The security requirements in such a strategy, he said, would likely be too onerous and expensive for most agencies to tackle on their own, but CISA could provide that cyber support as a shared service through its Quality Service Management Office.
“I can think of maybe a handful of agencies that would be able to comply, so give them the opportunity to comply, or give them an option … where they — the CIO and the CISO shop — can just turn the keys over to CISA,” Krebs said.
Through its QSMO, CISA could develop, for example, a secure cloud email service that is more resilient to intrusion attempts than the 100-plus instances of email across civilian federal agencies.
“That’s just not a defensive posture,” Krebs said.
Dmitri Alperovitch, executive chairman of Silverado Policy Accelerator, said CISA should have the capability to defend civilian agency networks, much like how the Defense Department’s Cyber Command protects DoD networks.
“The fact of the matter is, when you look at over 130 different executive branch agencies, the vast majority of them will never have the talent, the expertise, the resources to defend themselves against the most sophisticated nation-states out there, such as Russia and China, that are trying to break into their networks,” Alperovitch said.

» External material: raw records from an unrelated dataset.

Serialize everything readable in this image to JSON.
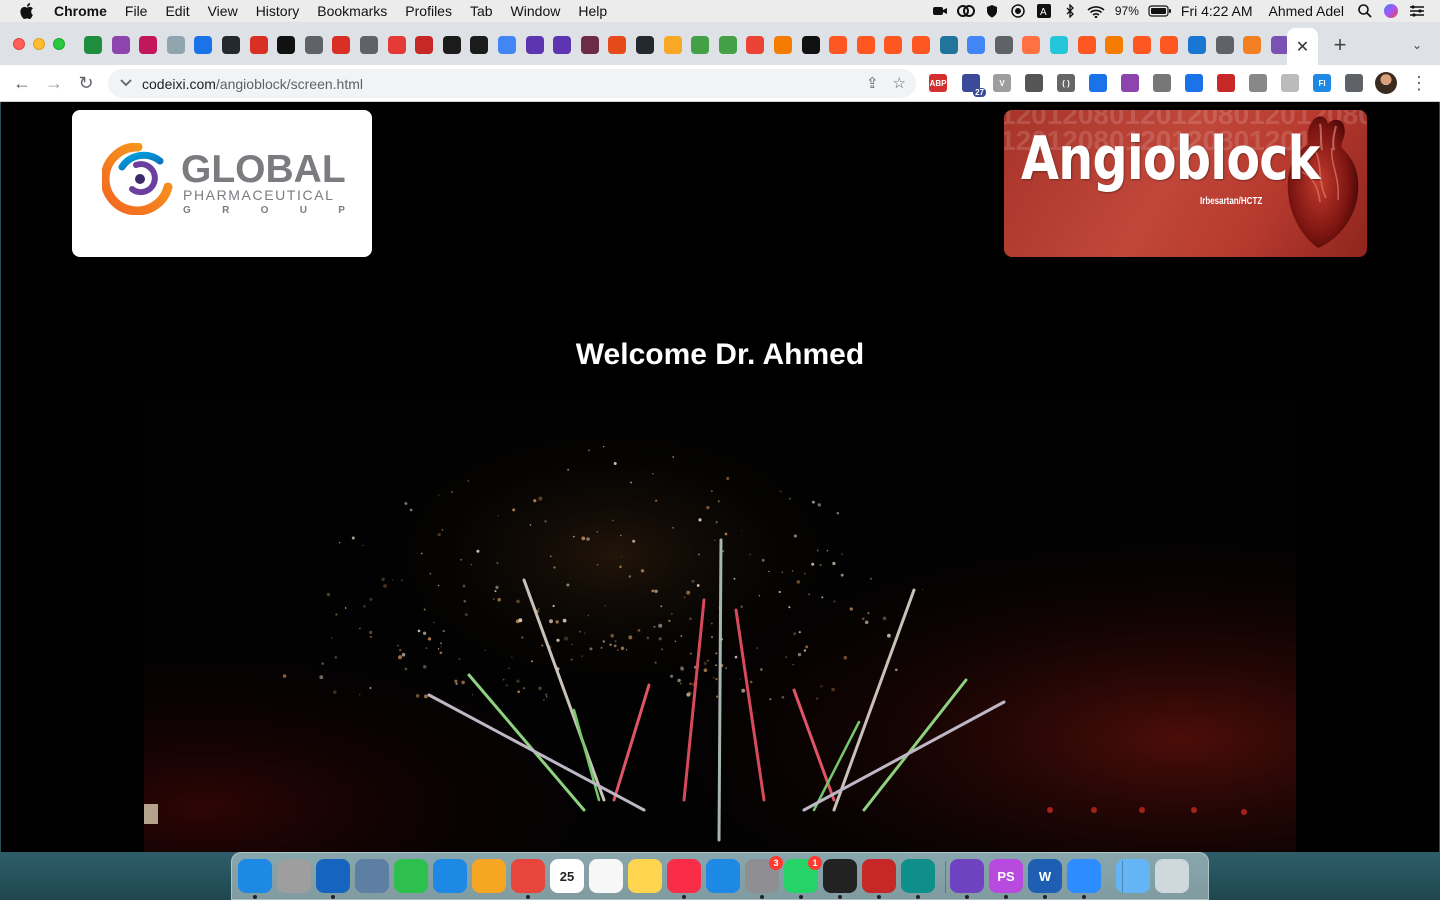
{
  "menubar": {
    "apple_icon": "apple-icon",
    "app_name": "Chrome",
    "menus": [
      "File",
      "Edit",
      "View",
      "History",
      "Bookmarks",
      "Profiles",
      "Tab",
      "Window",
      "Help"
    ],
    "battery_percent": "97%",
    "clock": "Fri 4:22 AM",
    "user_name": "Ahmed Adel",
    "status_icons": [
      "camera-icon",
      "creative-cloud-icon",
      "shield-icon",
      "record-icon",
      "text-input-icon",
      "bluetooth-icon",
      "wifi-icon",
      "battery-icon",
      "search-icon",
      "siri-icon",
      "control-center-icon"
    ]
  },
  "tabs": {
    "pinned_icons": [
      "google-sheets-icon",
      "info-icon",
      "medium-icon",
      "docs-icon",
      "docs-icon",
      "github-icon",
      "pdf-icon",
      "we-icon",
      "globe-icon",
      "pdf-icon",
      "globe-icon",
      "yandex-icon",
      "mt-icon",
      "dark-circle-icon",
      "dark-circle-icon",
      "google-icon",
      "forms-icon",
      "forms-icon",
      "puzzle-icon",
      "camera-icon",
      "github-icon",
      "coin-icon",
      "lightning-icon",
      "lightning-icon",
      "gmail-icon",
      "file-icon",
      "we-icon",
      "link-icon",
      "link-icon",
      "link-icon",
      "link-icon",
      "wordpress-icon",
      "google-icon",
      "globe-icon",
      "flame-icon",
      "swirl-icon",
      "link-icon",
      "pma-icon",
      "link-icon",
      "link-icon",
      "mdb-icon",
      "globe-icon",
      "stack-icon",
      "bootstrap-icon"
    ],
    "close_label": "✕",
    "new_tab_label": "+",
    "tab_search_label": "⌄"
  },
  "toolbar": {
    "back_label": "←",
    "forward_label": "→",
    "reload_label": "↻",
    "url_host": "codeixi.com",
    "url_path": "/angioblock/screen.html",
    "share_label": "⇪",
    "bookmark_label": "☆",
    "extensions": [
      {
        "icon": "adblock-plus-icon",
        "text": "ABP",
        "color": "#d32f2f"
      },
      {
        "icon": "graduation-icon",
        "text": "",
        "color": "#3c4a9a",
        "badge": "27"
      },
      {
        "icon": "vue-devtools-icon",
        "text": "V",
        "color": "#9e9e9e"
      },
      {
        "icon": "eyedropper-icon",
        "text": "",
        "color": "#555555"
      },
      {
        "icon": "code-icon",
        "text": "( )",
        "color": "#666666"
      },
      {
        "icon": "ruler-icon",
        "text": "",
        "color": "#1a73e8"
      },
      {
        "icon": "feather-icon",
        "text": "",
        "color": "#8e44ad"
      },
      {
        "icon": "cloud-link-icon",
        "text": "",
        "color": "#777777"
      },
      {
        "icon": "screen-capture-icon",
        "text": "",
        "color": "#1a73e8"
      },
      {
        "icon": "acrobat-icon",
        "text": "",
        "color": "#c62828"
      },
      {
        "icon": "cloud-icon",
        "text": "",
        "color": "#888888"
      },
      {
        "icon": "grid-icon",
        "text": "",
        "color": "#bbbbbb"
      },
      {
        "icon": "fi-icon",
        "text": "FI",
        "color": "#1e88e5"
      },
      {
        "icon": "puzzle-icon",
        "text": "",
        "color": "#5f6368"
      }
    ],
    "menu_label": "⋮"
  },
  "page": {
    "logo": {
      "title": "GLOBAL",
      "subtitle": "PHARMACEUTICAL",
      "group_letters": [
        "G",
        "R",
        "O",
        "U",
        "P"
      ]
    },
    "brand": {
      "name": "Angioblock",
      "subtitle": "Irbesartan/HCTZ",
      "watermark_numbers": "1201208012012080120120801201208012012080120120"
    },
    "welcome_text": "Welcome Dr. Ahmed",
    "colors": {
      "background": "#000000",
      "brand_red": "#b83a2f",
      "text": "#ffffff"
    }
  },
  "dock": {
    "apps": [
      {
        "icon": "finder-icon",
        "color": "#1e88e5",
        "running": true
      },
      {
        "icon": "launchpad-icon",
        "color": "#9e9e9e",
        "running": false
      },
      {
        "icon": "safari-icon",
        "color": "#1565c0",
        "running": true
      },
      {
        "icon": "preview-icon",
        "color": "#5d7fa3",
        "running": false
      },
      {
        "icon": "facetime-icon",
        "color": "#2ec04f",
        "running": false
      },
      {
        "icon": "messages-icon",
        "color": "#1e88e5",
        "running": false
      },
      {
        "icon": "photos-icon",
        "color": "#f5a623",
        "running": false
      },
      {
        "icon": "chrome-icon",
        "color": "#e8453c",
        "running": true
      },
      {
        "icon": "calendar-icon",
        "color": "#ffffff",
        "running": false,
        "text": "25"
      },
      {
        "icon": "reminders-icon",
        "color": "#f7f7f7",
        "running": false
      },
      {
        "icon": "notes-icon",
        "color": "#ffd54f",
        "running": false
      },
      {
        "icon": "music-icon",
        "color": "#fa2d48",
        "running": true
      },
      {
        "icon": "keynote-icon",
        "color": "#1e88e5",
        "running": false
      },
      {
        "icon": "system-preferences-icon",
        "color": "#8e8e93",
        "running": true,
        "badge": "3"
      },
      {
        "icon": "whatsapp-icon",
        "color": "#25d366",
        "running": true,
        "badge": "1"
      },
      {
        "icon": "terminal-icon",
        "color": "#222222",
        "running": true
      },
      {
        "icon": "database-icon",
        "color": "#c62828",
        "running": true
      },
      {
        "icon": "edge-icon",
        "color": "#0e8f8a",
        "running": true
      },
      {
        "icon": "github-desktop-icon",
        "color": "#6f42c1",
        "running": true
      },
      {
        "icon": "phpstorm-icon",
        "color": "#b84ae0",
        "running": true,
        "text": "PS"
      },
      {
        "icon": "word-icon",
        "color": "#1e5fb4",
        "running": true,
        "text": "W"
      },
      {
        "icon": "zoom-icon",
        "color": "#2d8cff",
        "running": true
      },
      {
        "icon": "downloads-folder-icon",
        "color": "#64b5f6",
        "running": false
      },
      {
        "icon": "trash-icon",
        "color": "#cfd8dc",
        "running": false
      }
    ]
  }
}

CISA has an annual budget of about $2.2 billion, and about half goes into cyber investments, but Krebs said about $800 million of that cyber investment goes toward two programs: The National Cyber Protection system and the Continuous Diagnostics and Mitigation program.
That leaves CISA with several hundred million dollars for incident response and few resources to engage with the critical infrastructure community.
“My biggest regret was that we were not able to plow additional resources into the ability to get out there, into the field, and engage more critical infrastructure and state and local partners,” Krebs said.